# Motivation

Homebrewing in the 21st century is going to involve a lot of software. Most free software SDR programs out there today rely on the wdsp library written by Dr. Warren Pratt, NR0V. Dr. Warren has also written a fine manual for WDSP targeted at programmers who like to use wdsp in their SDR programs. This is mostly API documentation along with some details of the algorithms. However much of the math is missing in the docs and buried in the code.

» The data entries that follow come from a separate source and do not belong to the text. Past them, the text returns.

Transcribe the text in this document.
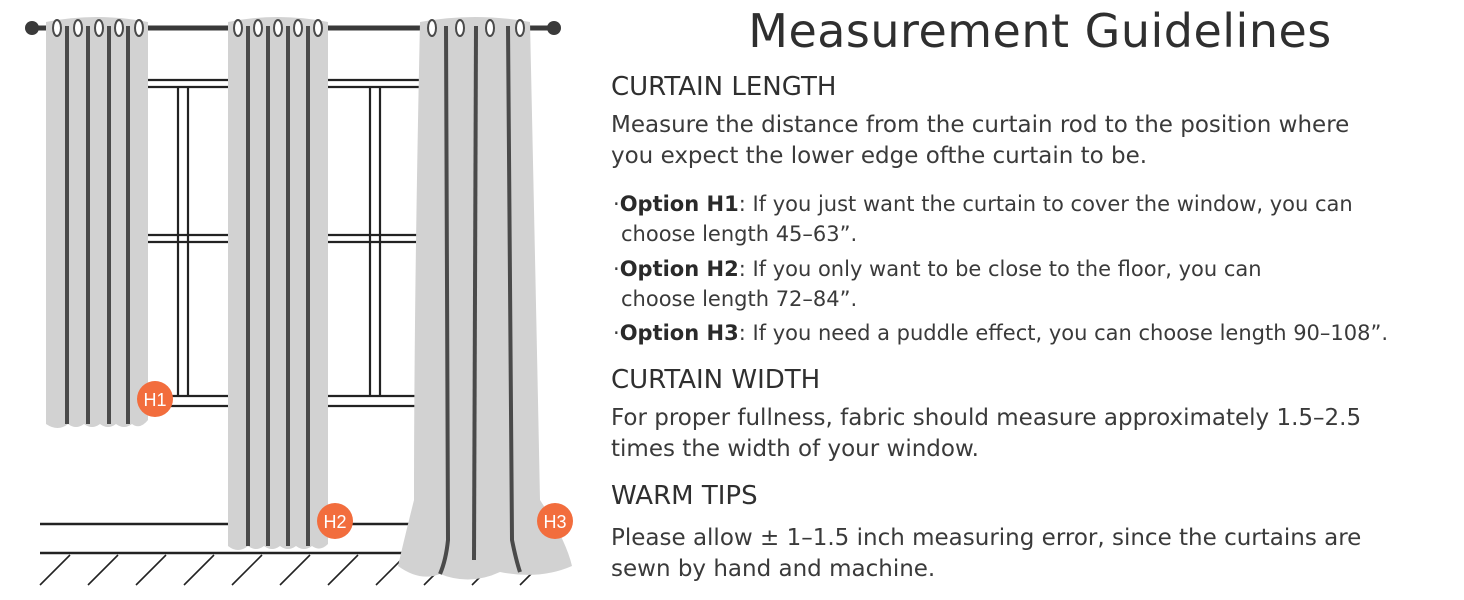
H1
H2	H3
Measurement Guidelines
CURTAIN LENGTH
Measure the distance from the curtain rod to the position where
you expect the lower edge ofthe curtain to be.
·Option H1: If you just want the curtain to cover the window, you can
choose length 45–63”.
·Option H2: If you only want to be close to the floor, you can
choose length 72–84”.
·Option H3: If you need a puddle effect, you can choose length 90–108”.
CURTAIN WIDTH
For proper fullness, fabric should measure approximately 1.5–2.5
times the width of your window.
WARM TIPS
Please allow ± 1–1.5 inch measuring error, since the curtains are
sewn by hand and machine.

My motivation is to understand how the "NR2" noise reduction algorithm works. I have mostly achieved it. Rather than describe it, I wanted to give references to the papers here so that curious minds can find them.

# The big idea

WDSP has an "NR" algorithm. I haven't explored this yet, but this is the popular Weiner filtering algorithm that can be implemented using gradient descend (Least Mean Square algorithm is how it is implemented in practice).

The main idea in all noise reduction algorithm is this:

The "observable" is `y(n)` which has the speech signal with noise. Our motivation is to extract an approximation of the signal buried in noise. i.e. we need to estimate noise and subtract it. This is done either in time domain or frequency domain.

``````y(n) = s(n) + w(n)
``````

I believe NR using LMS is a time domain algorithm.

The other property is that noise is uncorrelated with speech signal, so the power spectrum of these two uncorrelated systems are additive as well. i.e.

``````|Y(f)² = |S(f)|² + |W(f)|²
``````

If we can "estimate" the noise spectral density, then we can get an estimate of signal power spectral density as follows:

``````|Ŝ(f)|² = |Y(f)|² - |Ŵ(f)|²
``````

Now, if we find the time domain values corresponding to `Ŝ(f)`, i.e. `ŝ(n)`, then we get back the speech signal with the noise removed. Well, I am grossly simplifying what "noise" is here. The estimate of speech that is reconstructed thus, is not without problems. There are things like musical noise artifacts that one can hear in such reconstructed speech. The quality also very much depends on the signal to noise ratio.

# NR2 algorithm

NR2 uses a frequency domain method which has its origins in this famous paper by Ephraim and Malah called "Speech Enhancement using a minimum mean-square error short-time spectral amplitude estimator". Here we statistically model the speech signals and noise signals (or rather the probabilities of apriori SNR (clean signal to noise ratio) and aposteriori SNR ("observable signal" to noise ratio). A crucial step is to find an estimate of noise. This step is rather left out in the paper.

One popular way to track noise (in a time-frequency analysis) is with a method called "Optimal Smoothing Minimum Statistic". This method is detailed in the paper "Noise Power Spectral Density Estimation based on Optimal Smoothing and Minimum Statistics" by Rainer Martin.

# WDSP Implementations

WDSP implements both the above steps for Noise Power Estimation (NPE in wdsp parlance). I could find clear mapping of equations in the OSMS method vs the equations in the paper) where as for the MMSE NPE, I could not fully correlate (pun intended) the equations in the code.

Any help welcome. Specifically, what I am looking for is a reference to the paper that details these steps in the mmse noise estimator. (Edit: I found some answers in section 4 of the paper "NOISE POWER ESTIMATION BASED ON THE PROBABILITY OF SPEECH PRESENCE" by Gerkmann and Hendriks. In the temporal smoothing step, it uses a smoothing factor β = 0.8. However, in the code, the variable `alpha_pow` is calculated differently. That is the next piece to dig into. It seem like wdsp author is trying to scale the fixed 0.8 value to work with a different overlap and sampling rate value.. The matlab code from the authors of the paper shows a fixed 0.8 value.)

# Next steps

I want to understand how to introduce a new block into wdsp and start playing with variants of these algorithms.